A vital implementation of acceptance test-driven development includes at least two spoonfuls of wishful thinking. In the example at the Major International Airport Corp. we saw Tony implementing the tests without any previous knowledge about details of the parking cost calculator.
Instead, Tony applied wishful thinking in order to automate the examples that the team had identified in the workshop. Tony avoided considering the available user interface. Instead, he used the interface he wished he would have. The examples clearly stated that there are different durations to be considered for different parking costs. The entry and exit dates did not play a role when writing down the examples with the business expert. Tony didn’t clutter up his examples with these unnecessary details.
Instead of programming against a real user interface, abstract from the GUI to the business cases behind your examples. As Tony demonstrated, consider that you could have any interface for your tests. Dale Emery recommended writing your tests as if you already have the interface you wish you had. Use the most readable interface to automate your examples. If you hook your automation code to the application under test, you may find out that you have to write a lot of code to get the application automated. If you listen to your tests [FP09], you will find that your application needs a different interface—at least for your automated tests.
Wishful thinking is especially powerful if you can apply it before any code is written. At the time you start implementing your production code, you can discover the interface your application needs in order to be testable. In our example, we saw that Tony and Alex started their work in parallel. The interface that Alex designed is sufficient for the discussed examples, but the lack of input parking durations directly forces the need for more test automation code.
The translation between parking durations and entry and exit dates and times is simple in this example. You may have noticed that all the examples start on the same date. Most testers and programmers faced with these hard-coded values feel uneasy about it. While it takes little effort to generate parking duration on the fly while the tests execute, the amount and complexity of support code would rise. As a software developer, I would love to write unit tests for this complex code and drive the implementation of the support code using test-driven development.
The translation between durations, entry and exit dates and times is an early sign that something might be wrong. Maybe the user interface is wrong. But as a customer at an airport, I would probably like to input my departure and arrival dates and times. So, the user interface seems to be correct based on the goal of the potential customers.
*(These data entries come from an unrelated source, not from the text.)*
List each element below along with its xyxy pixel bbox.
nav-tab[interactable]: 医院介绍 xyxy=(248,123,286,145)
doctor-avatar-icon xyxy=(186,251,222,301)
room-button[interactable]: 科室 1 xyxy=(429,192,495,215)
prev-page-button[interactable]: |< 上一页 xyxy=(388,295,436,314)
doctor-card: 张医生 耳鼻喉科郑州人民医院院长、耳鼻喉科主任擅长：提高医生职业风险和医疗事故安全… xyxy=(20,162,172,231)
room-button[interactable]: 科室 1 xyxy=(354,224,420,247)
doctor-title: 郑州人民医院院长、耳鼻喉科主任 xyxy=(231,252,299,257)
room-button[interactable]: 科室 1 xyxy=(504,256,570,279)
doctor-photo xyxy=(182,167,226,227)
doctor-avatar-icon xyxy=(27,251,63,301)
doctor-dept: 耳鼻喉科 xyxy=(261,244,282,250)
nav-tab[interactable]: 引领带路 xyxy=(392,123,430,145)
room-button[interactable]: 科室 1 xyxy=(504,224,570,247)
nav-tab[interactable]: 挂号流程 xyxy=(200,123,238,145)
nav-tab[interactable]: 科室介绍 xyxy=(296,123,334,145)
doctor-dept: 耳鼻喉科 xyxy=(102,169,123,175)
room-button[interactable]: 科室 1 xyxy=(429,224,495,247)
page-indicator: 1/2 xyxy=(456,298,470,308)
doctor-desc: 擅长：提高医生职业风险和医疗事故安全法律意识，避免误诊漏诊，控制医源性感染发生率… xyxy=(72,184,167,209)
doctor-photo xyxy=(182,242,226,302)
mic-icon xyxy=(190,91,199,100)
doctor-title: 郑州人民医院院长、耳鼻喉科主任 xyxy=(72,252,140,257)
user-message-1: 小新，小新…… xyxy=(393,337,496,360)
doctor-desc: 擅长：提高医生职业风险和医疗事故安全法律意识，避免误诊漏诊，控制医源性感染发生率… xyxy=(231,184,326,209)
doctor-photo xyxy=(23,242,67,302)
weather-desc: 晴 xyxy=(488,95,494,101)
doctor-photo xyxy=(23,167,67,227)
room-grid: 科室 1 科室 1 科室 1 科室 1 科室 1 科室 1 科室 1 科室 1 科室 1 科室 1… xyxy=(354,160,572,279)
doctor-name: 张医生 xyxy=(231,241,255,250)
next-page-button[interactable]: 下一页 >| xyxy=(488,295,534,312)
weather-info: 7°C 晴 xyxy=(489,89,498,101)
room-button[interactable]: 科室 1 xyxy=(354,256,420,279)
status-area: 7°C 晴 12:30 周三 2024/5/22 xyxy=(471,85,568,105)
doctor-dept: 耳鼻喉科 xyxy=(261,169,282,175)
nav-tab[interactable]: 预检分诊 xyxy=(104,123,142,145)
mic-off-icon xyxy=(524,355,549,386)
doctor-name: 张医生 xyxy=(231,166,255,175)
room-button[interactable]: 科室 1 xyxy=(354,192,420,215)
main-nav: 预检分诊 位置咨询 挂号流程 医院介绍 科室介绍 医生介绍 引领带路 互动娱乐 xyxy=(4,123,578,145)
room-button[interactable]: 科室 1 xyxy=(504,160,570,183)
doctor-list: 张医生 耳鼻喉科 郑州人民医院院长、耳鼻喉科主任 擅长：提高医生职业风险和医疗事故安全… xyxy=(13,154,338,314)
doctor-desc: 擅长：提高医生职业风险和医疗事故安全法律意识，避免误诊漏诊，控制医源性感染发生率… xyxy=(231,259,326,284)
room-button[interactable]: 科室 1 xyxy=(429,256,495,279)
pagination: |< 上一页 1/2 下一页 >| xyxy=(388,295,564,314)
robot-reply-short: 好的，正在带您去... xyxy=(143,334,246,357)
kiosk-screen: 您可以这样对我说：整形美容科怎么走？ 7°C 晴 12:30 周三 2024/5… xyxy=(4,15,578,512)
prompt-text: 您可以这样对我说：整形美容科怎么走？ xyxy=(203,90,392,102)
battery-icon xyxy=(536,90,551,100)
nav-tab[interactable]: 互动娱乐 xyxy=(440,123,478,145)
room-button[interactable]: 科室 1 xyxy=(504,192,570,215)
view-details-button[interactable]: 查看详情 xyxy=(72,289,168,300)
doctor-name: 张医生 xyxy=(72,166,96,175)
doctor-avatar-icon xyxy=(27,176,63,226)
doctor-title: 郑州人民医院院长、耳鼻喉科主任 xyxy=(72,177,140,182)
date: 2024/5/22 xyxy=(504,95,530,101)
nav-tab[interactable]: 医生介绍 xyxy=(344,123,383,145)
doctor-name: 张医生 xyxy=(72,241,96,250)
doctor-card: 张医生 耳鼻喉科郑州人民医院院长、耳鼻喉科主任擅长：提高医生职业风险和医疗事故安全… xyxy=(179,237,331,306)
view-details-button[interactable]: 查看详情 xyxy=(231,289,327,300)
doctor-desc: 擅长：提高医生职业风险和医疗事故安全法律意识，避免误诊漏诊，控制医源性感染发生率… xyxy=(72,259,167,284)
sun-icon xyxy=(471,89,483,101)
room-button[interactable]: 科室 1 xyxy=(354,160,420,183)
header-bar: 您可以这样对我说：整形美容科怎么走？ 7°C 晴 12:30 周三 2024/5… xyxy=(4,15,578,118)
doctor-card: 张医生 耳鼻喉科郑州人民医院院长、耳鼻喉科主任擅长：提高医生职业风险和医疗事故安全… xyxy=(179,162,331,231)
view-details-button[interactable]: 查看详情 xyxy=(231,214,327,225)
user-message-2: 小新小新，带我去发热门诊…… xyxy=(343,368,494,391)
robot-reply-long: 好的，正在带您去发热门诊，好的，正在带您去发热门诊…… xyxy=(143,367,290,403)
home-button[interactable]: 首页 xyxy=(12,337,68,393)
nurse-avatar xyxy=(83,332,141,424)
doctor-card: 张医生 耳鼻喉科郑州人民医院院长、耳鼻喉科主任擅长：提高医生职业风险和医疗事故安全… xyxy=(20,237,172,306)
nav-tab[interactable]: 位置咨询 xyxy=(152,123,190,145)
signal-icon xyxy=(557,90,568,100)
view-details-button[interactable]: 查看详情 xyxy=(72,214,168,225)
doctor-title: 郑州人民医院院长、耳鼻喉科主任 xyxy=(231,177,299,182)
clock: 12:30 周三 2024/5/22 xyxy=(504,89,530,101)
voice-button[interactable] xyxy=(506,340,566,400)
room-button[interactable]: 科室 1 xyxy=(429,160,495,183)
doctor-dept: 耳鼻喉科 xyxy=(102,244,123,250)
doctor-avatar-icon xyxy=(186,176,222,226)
Another option could be that the tests point to a missing separation of concerns. Currently, the calculator calculates the parking duration first, and after that the parking costs. The cost calculation could be extracted from the code, so that it becomes testable separately without the need to drive the examples through the user interface.
In the end, your tests make suggestions for your interface design. This applies to unit tests as well as acceptance tests. When testers and programmers work in isolation, a more problematic interface for test automation can manifest itself than when both programmers and testers work together on that problem.